Chapter 46 : Melamar

844 62 4
                                    

MENATAP e-invitation yang sudah satu minggu ini ia baca, Sheila akhirnya memutuskan untuk datang. Meskipun ia harus menginap disalah satu kamar hotel, tantangan Sheila sebelumnya tentu lebih sulit, yaitu meyakinkan dulu Abi serta Abangnya agar mengizinkan ia keluar kota seorang diri.

Dua keperluan yang membuat Sheila memilih menginap di Jakarta. Hari ini, Sheila harus datang ke pernikahan Rameesha sebelum esok hari acara meet and great diadakan.

Desain interior penikahan yang begitu sederhana namun terlihat sangat elegan. Tempat duduk laki-laki dan perempuan yang dipisahkan membuat para tamu tak terlalu bercampur. Laki-laki yang berada disebelah kiri dan perempuan berada disebelah kanan.

Berkumpul dengan teman-teman SMA, Sheila sedari tadi hanya menjadi pendengar dan sesekali menjawab. Perempuan itu menatap Rameesha dan Daffin yang tengah melakukan sesi foto, bahagia sekali rasanya melihat mereka berdua sudah resmi menjadi suami istri.

"Kita ke Rameesha dulu." Ajak teman-temannya.

Sebelum pulang, mereka bersalaman dan mengucapkan selamat pada Rameesha dan Daffin. Sheila tersenyum haru saat Rameesha memeluknya erat. Setelah selesai melakukan sesi foto, Sheila memilih untuk berjalan lebih pelan karena di depan sana Renjani dan Abhizar tengah berpegangan tangan.

Ya, akhirnya, mereka telah menikah dua tahun lalu.

__________

DALAM SEPERTIGA malam dikota yang telah lama ia tinggalkan, Sheila merenung dan kembali mengingat satu hal. Entah mengapa, sesaat pengucapan doa yang selalu ia panjatkan, ada satu nama yang tiba-tiba terbesit.

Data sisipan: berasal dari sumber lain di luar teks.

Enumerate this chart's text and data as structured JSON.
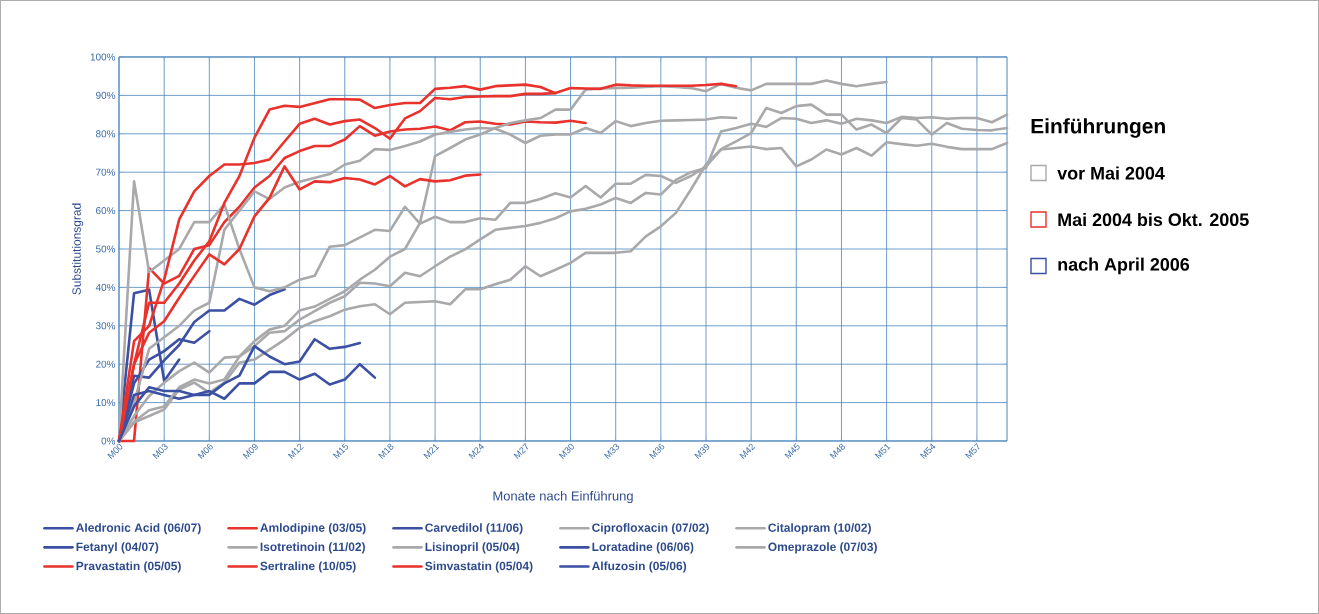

Beruntung, saat acara meet and great Sheila dapat benar-benar fokus. Dua jam terlewati dengan berbagai acara menarik. Bahkan beberapa rekan wartawan mengabadikan acara ini, namun Sheila masih merasakan ada sesuatu yang mengganjal.

Memutuskan untuk turun menuju lantai dasar Mall, Sheila terpaku saat matanya tak sengaja bersitatap dengan mata lelaki yang baru saja menoleh padanya. Detik itu juga, debaran jantung Sheila terasa lebih cepat.

Sheila tak tahu pasti, namun saat kakinya telah menapaki lantai dari eskalator, Sheila dapat melihat senyum lelaki itu mengarah padanya, langkah panjangnya mendekat.

"Assalamualaikum, Sheila."

Atharazka Rayyan Ahza, lelaki itu berdiri tepat di depan Sheila.

"Waalaikumsalam, Razka." Perempuan dengan hijab pashmina yang menutupi bagian belakang dan depannya itu tersenyum.

Razka terdiam, lelaki itu berusaha menormalkan deru nafasnya yang sedikit memburu. Sungguh, Razka bersyukur karena Sheila belum pulang, ia hampir saja kembali melepaskan Sheila jika Ahza tidak mengatakan kalimat yang membuatnya benar-benar berada di sini.

Doa dan takdir itu selalu bersama, nak. Takdir bisa berubah dengan doa yang kita panjatkan, meskipun mungkin dengan bentuk yang tidak kita inginkan. Selain meminta yang terbaik, kamu juga harus mencari. Jangan terlalu terpaku pada masalalu yang menurutmu buruk, karena Allah pun tidak pernah menolak taubat hamba-Nya.

Jika hati mu masih menyebut nama dia, pergi sekarang. Usahalah, Allah pasti mempermudah jika memang dia ditakdirkan untukmu.

Razka tentu tahu dimana jadwal Sheila hari ini, dan sesaat sampai di Mall, Razka terus mencari Sheila karena saat mendatangi dimana acara itu berlangsung, para panitia mengatakan acaranya telah selesai dari satu jam yang lalu.

"Bagaimana kabar kamu?" tanya Razka lagi.

"Alhamdulilah, kamu bagaimana?" tanya Sheila. Kemudian keduanya sedikit tersenyum saat matanya tak sengaja saling menatap satu sama lain.